Even with local caches, I would expect a high incidence of change to trigger something sensible to mitigate this kind of craziness from happening. I am sure enough people have had incorrectly scaled RADIUS farms blow up when a load of DSLAMS vanish and come back again not to repeat such storms.

Anybody who puts their rpki cache someplace that isn't accessible until they
get the rpki initialized gets what they deserve.

One solution is to have directly-connected rpki caches available to all your bgp edge routers throughout your entire network. This may turn out to be expensive capex-wise, and will turn out to be yet another critical infrastructure item to maintain, increasing opex.

Alternatively, you host rpki caches on all your AS-edge routers => upgrades - and lots of currently-sold kit will simply not handle this sort of thing properly.

Once you realize this, the rest of the "what do we do for routing until
it comes up" concern trolling in the rest of that paragraph becomes
pretty easy to sort out...

I humbly apologise for expressing concern about the wisdom of imposing a hierarchical, higher-layer validation structure for forwarding-info management on a pre-existing lower layer fully distributed system which is already pretty damned complex...

What's that principle called again?
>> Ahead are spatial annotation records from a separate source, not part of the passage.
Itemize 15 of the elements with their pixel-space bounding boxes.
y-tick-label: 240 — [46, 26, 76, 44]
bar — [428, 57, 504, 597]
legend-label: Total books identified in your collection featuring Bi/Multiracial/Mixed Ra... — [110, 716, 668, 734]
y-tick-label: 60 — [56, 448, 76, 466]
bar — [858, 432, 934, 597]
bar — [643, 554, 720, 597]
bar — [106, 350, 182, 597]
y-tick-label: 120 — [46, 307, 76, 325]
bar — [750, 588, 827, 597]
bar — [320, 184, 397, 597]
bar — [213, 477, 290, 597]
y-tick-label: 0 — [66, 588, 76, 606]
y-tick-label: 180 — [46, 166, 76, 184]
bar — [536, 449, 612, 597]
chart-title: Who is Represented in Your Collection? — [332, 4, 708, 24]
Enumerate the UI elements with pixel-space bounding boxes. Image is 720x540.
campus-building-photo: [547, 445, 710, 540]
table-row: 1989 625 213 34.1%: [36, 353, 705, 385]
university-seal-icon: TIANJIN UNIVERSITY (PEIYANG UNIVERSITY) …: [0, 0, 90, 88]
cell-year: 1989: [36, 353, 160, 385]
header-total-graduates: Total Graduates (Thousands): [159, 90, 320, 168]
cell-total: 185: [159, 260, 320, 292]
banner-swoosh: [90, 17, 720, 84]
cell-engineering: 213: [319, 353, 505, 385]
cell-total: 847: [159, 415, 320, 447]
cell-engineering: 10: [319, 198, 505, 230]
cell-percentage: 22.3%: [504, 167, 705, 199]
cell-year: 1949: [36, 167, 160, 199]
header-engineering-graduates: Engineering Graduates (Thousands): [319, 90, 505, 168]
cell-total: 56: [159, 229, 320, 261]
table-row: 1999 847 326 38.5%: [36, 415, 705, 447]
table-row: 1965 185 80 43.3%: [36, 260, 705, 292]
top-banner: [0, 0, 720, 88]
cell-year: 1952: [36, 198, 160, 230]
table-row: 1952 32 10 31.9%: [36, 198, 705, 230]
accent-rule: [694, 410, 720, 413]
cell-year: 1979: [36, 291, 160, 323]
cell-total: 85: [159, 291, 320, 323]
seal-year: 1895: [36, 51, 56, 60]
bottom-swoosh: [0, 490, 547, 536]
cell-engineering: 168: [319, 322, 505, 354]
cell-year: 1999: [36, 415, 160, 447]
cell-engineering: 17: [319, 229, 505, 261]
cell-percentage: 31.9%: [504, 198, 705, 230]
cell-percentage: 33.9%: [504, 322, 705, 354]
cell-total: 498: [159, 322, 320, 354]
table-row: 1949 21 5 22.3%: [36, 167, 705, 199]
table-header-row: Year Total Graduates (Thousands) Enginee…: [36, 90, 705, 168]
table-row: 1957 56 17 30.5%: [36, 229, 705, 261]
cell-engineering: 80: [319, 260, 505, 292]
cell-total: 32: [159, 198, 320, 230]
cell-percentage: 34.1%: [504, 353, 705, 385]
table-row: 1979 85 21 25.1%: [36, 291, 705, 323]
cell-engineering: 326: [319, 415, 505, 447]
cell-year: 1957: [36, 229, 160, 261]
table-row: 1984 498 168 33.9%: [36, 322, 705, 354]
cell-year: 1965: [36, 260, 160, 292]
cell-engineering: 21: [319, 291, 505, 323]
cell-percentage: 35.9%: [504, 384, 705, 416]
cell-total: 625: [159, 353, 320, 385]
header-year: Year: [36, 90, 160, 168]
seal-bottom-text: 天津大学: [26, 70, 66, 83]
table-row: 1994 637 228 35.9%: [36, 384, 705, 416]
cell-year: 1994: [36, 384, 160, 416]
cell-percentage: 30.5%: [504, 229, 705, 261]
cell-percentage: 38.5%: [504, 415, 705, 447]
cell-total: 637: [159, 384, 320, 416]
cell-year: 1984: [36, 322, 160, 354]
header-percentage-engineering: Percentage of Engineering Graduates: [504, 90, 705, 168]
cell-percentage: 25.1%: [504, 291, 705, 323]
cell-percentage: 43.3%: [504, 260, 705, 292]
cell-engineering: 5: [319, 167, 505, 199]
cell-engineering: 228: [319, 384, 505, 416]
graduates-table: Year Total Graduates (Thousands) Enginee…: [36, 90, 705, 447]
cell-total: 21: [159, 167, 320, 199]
Was it "Keep It Complex, Stupid"? I can't seem to remember :slight_smile:

Caching just enough to validate the routes you need to get to a more capable
rpki server shouldn't have a high write life-cycle.

Lots of older flash isn't going to like this => higher implementation cost due to upgrades.

Heck, you could just manually
configure a host route pointing to the rpki server...

Yep, hard coding things - good idea, that.

And it would hardly be the first time that people have been unable to deploy
feature XYZ because it wouldn't fit in the flash on older boxes still in
production.

This is one of several points I'm making: there is a cost factor here, and it's not clear how large it is.

Nick